Golomb read memos from Ericsson engineers that directly contradicted the company’s claims, and testified effectively as an expert witness for Qualcomm. Ultimately, the conflict between Qualcomm and Ericsson was settled in a manner that led to a collaboration to further promote CDMA.

The links between Qualcomm and USC extend further. Under then-dean of engineering Leonard (Len) Silverman, the school signed up Qualcomm as the first customer for what has become one of the best and biggest distance learning programs in the country, USC’s Distance Education Network. The very first long-distance learning students were Qualcomm’s engineers.

“USC engineering and I grew up together,” Viterbi likes to say. “Zohrab [Kaprielian] created it. I like to say that Len grew the distance learning nationwide just to service my company,” he adds, laughing, “but we were his first customers. And Max [Nikias]’s boundless energy and great vision have propelled us into the top 10.”

Now USC’s executive vice president and provost, C. L. Max Nikias was dean of engineering in 2004, when Andrew and Erna Viterbi pledged $52 million to the school’s endowment. It was the catalyst for a $300 million fundraising campaign that passed its goal in 2008.

“We now have a proud legacy to honor, uphold and advance; the responsibility humbles us,” Nikias said when the gift was made. Five years later, Viterbi says: “The achievements of the faculty and the student body’s success measures, including the quality of the entering class, have gone up. I’m very pleased with it all.

“It’s been a 50-year process, starting with Zohrab Kaprielian. It was one little engineering building back then, and now it’s a campus with really very first-rate facilities across the board.”

The USC Viterbi School placed eighth this year in the rankings of U.S. News & World Report. Pointing to several big strides, including a sharp increase in undergraduate student retention and dozens of new faculty appointments, Viterbi says, “We deserve our standing, and possibly we should be even higher.”

He also praises current dean Yannis C. Yortsos for his new “Engineering+” curriculum, which will prepare USC Viterbi graduates to tackle problems that bridge engineering and healthcare, energy research and even the social sciences.

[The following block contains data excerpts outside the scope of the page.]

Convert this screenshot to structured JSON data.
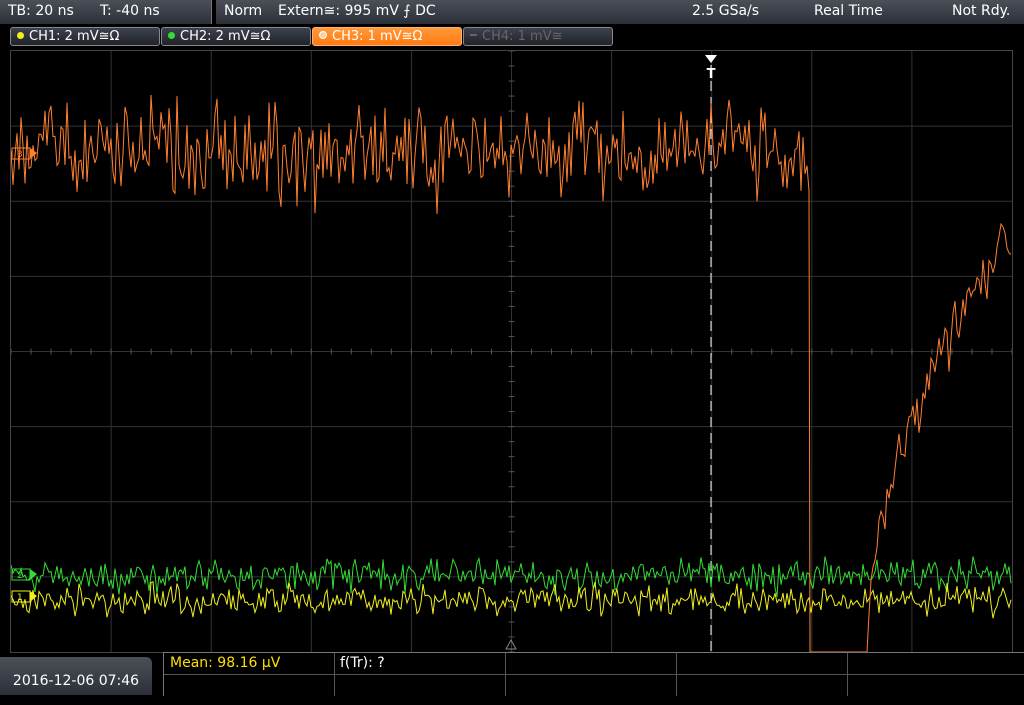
{
  "topbar": {
    "timebase": "TB: 20 ns",
    "trigger_pos": "T: -40 ns",
    "acq_mode": "Norm",
    "trigger_source": "Extern≅: 995 mV ⨍ DC",
    "sample_rate": "2.5 GSa/s",
    "mode": "Real Time",
    "state": "Not Rdy."
  },
  "channels": [
    {
      "label": "CH1: 2 mV≅Ω",
      "color": "#f0f020",
      "active": true
    },
    {
      "label": "CH2: 2 mV≅Ω",
      "color": "#33dd33",
      "active": true
    },
    {
      "label": "CH3: 1 mV≅Ω",
      "color": "#ff8030",
      "active": true,
      "selected": true
    },
    {
      "label": "CH4: 1 mV≅",
      "color": "#777777",
      "active": false
    }
  ],
  "markers": {
    "ch1": "1",
    "ch2": "2",
    "ch3": "3",
    "trigger": "T"
  },
  "timestamp": "2016-12-06 07:46",
  "measurements": {
    "mean": "Mean: 98.16 µV",
    "ftr": "f(Tr): ?"
  },
  "colors": {
    "ch1": "#f0f020",
    "ch2": "#33dd33",
    "ch3": "#ff8030",
    "grid": "#3a3a3a",
    "measure_text": "#ffe000"
  }
}
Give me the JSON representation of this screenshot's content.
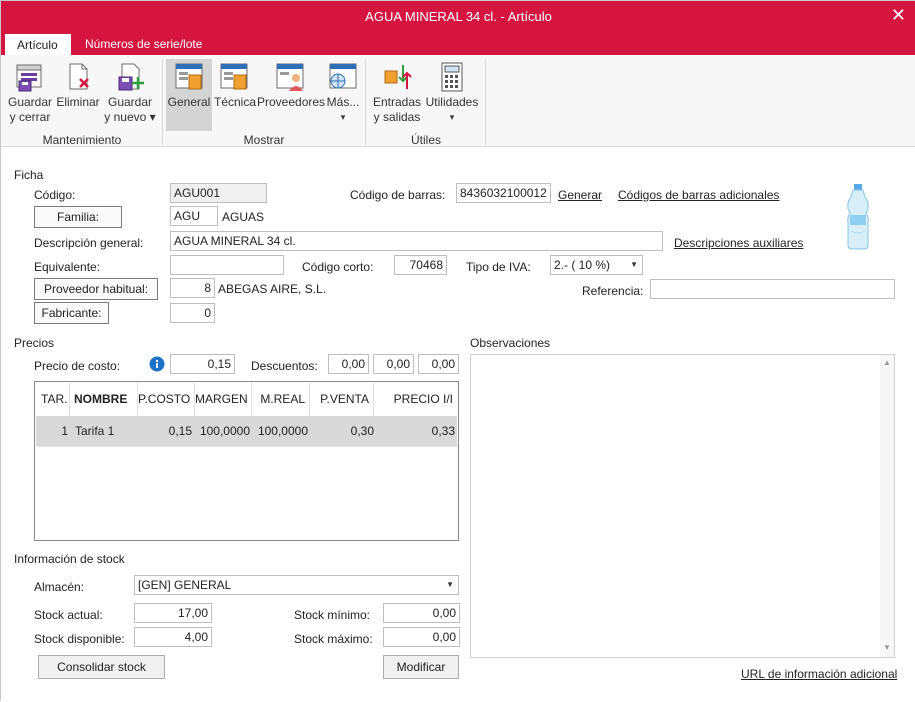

“More and more, engineers have to recognize that it’s more than just the equation and the design feature,” he says. “They have to be responsive to the needs of society.”

The school’s namesake is the ultimate Engineer+, says Yortsos: “He is a great role model for academic excellence, entrepreneurship and philanthropy, and a powerful inspiration for faculty and students at the USC Viterbi School.”

Viterbi adds that despite his links to several other universities and research centers, he and Erna feel that USC stands alone.

“There’s a certain warmth in one’s feelings for fellow Trojans that goes beyond the rah-rah feeling common at most universities,” he says.

At a lunch celebrating Viterbi’s gift, Golomb toasted his old friend: “It is a wonderful legacy for future generations of engineering students at USC to go through a school named for one of the great pioneers in the history of engineering, and who demonstrated that one and the same person could be a brilliant researcher, a successful entrepreneur, a generous benefactor and an upholder of the highest standards of ethical conduct and integrity – and he’s also a real nice guy.”

Four years later, the president of the United States agreed.